Bridge, Town Parks, Co. Tipperary
Co. Tipperary |
Bridges & Crossings
Along the River Suir, a large rectangular recess built into the parapet of an old stone bridge goes by the name of Nailers House.
It is one of several pedestrian refuges worked into the fabric of this crossing between Carrick-on-Suir and Carrickbeg, where the triangular cutwaters on the upriver face have been extended upward to offer shelter to anyone stepping aside from passing traffic. The arrangement is quietly ingenious, and it points to a structure that has been adapted and added to over a very long span of time.

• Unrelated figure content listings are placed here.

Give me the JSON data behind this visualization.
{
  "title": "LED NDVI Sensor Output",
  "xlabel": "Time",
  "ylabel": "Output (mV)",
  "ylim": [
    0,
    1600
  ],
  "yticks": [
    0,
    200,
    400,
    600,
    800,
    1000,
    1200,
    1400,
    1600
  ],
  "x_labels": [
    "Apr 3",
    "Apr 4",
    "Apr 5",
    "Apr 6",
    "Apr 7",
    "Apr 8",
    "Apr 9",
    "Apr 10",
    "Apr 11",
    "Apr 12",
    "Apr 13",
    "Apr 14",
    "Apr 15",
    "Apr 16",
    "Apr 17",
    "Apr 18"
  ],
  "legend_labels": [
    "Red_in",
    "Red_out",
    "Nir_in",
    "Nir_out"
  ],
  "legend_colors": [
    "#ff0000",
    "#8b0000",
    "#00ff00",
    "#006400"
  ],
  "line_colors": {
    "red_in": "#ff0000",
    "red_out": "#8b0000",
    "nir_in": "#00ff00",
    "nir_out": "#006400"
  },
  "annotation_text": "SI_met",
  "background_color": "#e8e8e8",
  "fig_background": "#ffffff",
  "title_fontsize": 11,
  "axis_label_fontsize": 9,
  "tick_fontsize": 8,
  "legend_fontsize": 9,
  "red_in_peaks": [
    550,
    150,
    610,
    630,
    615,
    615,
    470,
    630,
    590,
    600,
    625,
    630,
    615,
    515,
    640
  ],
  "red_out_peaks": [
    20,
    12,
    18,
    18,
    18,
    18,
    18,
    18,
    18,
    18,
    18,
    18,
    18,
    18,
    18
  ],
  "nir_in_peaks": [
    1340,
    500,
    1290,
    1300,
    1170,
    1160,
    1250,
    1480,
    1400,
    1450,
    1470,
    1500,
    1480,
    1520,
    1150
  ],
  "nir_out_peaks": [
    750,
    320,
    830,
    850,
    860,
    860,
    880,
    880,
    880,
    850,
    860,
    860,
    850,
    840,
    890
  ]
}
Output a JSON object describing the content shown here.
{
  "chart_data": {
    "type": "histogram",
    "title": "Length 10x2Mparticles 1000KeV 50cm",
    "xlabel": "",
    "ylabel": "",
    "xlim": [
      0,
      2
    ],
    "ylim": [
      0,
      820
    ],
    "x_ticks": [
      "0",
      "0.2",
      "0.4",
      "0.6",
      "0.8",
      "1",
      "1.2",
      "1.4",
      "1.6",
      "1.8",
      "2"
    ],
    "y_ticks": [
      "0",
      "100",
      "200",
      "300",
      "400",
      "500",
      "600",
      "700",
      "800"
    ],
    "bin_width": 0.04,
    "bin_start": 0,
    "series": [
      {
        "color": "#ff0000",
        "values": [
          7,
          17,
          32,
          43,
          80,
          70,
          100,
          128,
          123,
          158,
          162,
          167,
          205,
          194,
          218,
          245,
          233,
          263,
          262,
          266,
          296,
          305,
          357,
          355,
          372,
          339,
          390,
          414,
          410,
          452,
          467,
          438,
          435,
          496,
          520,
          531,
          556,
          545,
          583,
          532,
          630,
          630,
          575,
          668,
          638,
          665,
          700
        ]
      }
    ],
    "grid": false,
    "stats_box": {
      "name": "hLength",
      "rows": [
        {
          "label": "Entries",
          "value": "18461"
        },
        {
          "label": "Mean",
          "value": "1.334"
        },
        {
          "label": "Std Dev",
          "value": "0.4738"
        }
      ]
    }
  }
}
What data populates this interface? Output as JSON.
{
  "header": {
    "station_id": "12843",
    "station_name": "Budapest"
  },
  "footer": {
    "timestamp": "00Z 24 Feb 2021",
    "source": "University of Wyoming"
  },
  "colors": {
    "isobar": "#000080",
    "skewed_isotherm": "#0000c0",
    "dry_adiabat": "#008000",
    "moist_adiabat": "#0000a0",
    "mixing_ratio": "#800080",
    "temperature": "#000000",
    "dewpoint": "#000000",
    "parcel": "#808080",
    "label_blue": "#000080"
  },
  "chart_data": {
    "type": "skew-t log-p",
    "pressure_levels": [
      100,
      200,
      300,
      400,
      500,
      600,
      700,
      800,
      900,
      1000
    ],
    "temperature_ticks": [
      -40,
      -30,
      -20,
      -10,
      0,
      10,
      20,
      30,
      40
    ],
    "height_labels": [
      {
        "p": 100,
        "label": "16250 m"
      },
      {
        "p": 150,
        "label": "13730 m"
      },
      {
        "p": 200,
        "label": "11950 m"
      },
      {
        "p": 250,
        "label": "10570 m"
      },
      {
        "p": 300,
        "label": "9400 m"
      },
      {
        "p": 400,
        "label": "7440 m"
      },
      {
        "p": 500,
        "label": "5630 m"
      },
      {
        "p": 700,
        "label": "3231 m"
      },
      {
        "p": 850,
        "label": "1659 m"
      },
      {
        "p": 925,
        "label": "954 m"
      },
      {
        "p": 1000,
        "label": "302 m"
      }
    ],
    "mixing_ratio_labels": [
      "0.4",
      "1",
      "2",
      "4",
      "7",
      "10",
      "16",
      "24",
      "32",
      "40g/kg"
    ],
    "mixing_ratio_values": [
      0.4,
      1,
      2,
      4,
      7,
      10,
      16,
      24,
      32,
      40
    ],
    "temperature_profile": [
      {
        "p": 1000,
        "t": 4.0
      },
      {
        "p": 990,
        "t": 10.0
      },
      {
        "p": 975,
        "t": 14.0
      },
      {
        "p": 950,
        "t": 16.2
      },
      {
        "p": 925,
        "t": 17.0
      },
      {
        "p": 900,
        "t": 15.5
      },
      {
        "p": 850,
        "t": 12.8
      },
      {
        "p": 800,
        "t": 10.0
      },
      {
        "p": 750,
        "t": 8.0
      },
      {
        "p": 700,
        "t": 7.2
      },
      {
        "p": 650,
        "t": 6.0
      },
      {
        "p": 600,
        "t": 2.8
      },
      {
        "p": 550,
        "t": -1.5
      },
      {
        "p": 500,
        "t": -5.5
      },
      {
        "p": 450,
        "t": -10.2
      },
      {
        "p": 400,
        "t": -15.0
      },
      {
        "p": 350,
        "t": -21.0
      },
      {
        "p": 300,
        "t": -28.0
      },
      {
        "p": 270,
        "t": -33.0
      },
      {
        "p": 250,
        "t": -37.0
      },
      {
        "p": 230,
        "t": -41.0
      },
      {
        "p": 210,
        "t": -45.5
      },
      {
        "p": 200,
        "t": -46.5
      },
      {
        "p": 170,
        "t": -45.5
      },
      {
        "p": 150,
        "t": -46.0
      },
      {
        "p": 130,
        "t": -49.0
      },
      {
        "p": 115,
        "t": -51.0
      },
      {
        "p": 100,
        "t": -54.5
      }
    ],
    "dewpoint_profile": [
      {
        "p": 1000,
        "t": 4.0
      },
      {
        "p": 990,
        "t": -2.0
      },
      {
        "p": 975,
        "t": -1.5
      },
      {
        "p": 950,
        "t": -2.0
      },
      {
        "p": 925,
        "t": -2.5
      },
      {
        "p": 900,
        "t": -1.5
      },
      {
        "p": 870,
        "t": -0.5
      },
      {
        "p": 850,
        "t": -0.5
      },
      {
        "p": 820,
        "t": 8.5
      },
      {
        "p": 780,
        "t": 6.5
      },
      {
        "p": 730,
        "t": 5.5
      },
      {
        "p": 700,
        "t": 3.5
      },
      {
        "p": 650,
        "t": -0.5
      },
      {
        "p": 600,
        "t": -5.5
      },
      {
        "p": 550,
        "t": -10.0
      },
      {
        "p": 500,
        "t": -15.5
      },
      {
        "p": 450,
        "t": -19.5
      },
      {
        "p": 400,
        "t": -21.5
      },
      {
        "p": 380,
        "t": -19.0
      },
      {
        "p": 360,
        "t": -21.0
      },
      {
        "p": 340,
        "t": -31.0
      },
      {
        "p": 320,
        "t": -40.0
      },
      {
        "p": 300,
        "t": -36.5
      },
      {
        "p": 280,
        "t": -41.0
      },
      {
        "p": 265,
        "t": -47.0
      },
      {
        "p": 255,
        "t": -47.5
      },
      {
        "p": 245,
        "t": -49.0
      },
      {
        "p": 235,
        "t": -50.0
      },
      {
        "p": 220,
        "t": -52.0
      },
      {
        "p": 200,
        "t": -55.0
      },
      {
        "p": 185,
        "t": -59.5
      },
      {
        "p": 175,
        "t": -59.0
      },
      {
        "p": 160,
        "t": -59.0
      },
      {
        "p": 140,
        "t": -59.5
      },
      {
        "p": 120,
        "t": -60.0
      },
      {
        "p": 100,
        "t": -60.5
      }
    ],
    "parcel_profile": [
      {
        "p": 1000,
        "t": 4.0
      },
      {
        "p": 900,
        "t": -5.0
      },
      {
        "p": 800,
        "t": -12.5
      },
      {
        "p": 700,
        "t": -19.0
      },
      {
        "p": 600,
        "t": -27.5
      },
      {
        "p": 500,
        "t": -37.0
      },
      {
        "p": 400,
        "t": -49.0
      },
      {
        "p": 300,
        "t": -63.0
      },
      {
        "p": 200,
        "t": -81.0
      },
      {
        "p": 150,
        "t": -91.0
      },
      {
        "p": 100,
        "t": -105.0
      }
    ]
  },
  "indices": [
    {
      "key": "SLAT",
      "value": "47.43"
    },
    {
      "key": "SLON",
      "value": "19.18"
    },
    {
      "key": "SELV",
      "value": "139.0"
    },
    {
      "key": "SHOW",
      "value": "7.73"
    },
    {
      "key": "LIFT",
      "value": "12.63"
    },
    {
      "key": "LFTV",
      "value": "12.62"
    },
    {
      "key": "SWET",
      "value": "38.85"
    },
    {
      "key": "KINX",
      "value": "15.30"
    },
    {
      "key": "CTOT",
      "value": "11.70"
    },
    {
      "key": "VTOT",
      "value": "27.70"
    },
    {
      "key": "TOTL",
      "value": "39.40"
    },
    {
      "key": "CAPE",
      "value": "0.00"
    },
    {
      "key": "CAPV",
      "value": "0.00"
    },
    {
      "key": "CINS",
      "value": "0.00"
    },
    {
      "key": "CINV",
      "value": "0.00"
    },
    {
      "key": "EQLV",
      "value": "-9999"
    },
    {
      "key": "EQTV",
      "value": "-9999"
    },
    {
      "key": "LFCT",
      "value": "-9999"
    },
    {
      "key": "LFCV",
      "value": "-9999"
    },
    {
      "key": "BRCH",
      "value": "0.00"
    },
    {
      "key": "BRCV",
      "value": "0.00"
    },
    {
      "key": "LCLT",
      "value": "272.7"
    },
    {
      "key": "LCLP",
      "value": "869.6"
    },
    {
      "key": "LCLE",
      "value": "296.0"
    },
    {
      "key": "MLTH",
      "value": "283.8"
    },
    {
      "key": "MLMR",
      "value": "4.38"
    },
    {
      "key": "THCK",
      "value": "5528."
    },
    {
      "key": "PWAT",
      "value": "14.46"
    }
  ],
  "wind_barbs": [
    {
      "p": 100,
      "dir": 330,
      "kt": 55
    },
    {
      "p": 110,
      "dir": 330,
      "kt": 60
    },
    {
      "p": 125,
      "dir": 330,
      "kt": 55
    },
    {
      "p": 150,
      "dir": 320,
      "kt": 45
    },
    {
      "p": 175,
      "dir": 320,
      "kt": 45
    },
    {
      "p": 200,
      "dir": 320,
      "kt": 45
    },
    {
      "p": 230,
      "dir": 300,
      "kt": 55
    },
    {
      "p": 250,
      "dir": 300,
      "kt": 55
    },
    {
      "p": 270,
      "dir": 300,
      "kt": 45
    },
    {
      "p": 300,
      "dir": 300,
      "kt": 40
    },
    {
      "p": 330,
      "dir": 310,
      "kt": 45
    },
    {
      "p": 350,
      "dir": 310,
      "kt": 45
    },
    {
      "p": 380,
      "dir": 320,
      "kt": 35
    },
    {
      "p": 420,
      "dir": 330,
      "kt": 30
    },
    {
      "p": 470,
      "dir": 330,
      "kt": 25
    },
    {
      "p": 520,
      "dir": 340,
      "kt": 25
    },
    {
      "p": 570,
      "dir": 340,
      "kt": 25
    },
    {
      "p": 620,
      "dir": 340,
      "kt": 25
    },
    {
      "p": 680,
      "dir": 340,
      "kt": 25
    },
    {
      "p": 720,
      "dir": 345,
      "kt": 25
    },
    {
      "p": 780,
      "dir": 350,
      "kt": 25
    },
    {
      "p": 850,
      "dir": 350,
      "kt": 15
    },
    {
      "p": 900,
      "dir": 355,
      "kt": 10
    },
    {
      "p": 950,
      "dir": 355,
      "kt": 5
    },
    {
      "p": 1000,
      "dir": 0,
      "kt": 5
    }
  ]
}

The bridge's origins reach back at least as far as the mid-fourteenth century. Pontage grants, which were tolls levied specifically to fund bridge construction and repair, were recorded between 1343 and 1356, and some elements of the existing structure may survive from that period. The eight-arch span stretching 91.4 metres across the Suir has been dated by some scholars to 1447, though others place its construction in the sixteenth century, and the question has not been fully resolved. What is clear is that the bridge was already established enough to appear on the Down Survey map of 1656, one of the earliest systematic cartographic records of Irish land. The southernmost arch complicates the picture further: it was widened in the late eighteenth or early nineteenth century to more than double its original span, reaching 15.2 metres against the standard 6-metre width of the other arches. An excavation in 2001 uncovered an additional arch whose date, assessed from its form, may be either fifteenth- or seventeenth-century, adding another unresolved layer to a bridge that resists any single, clean chronology.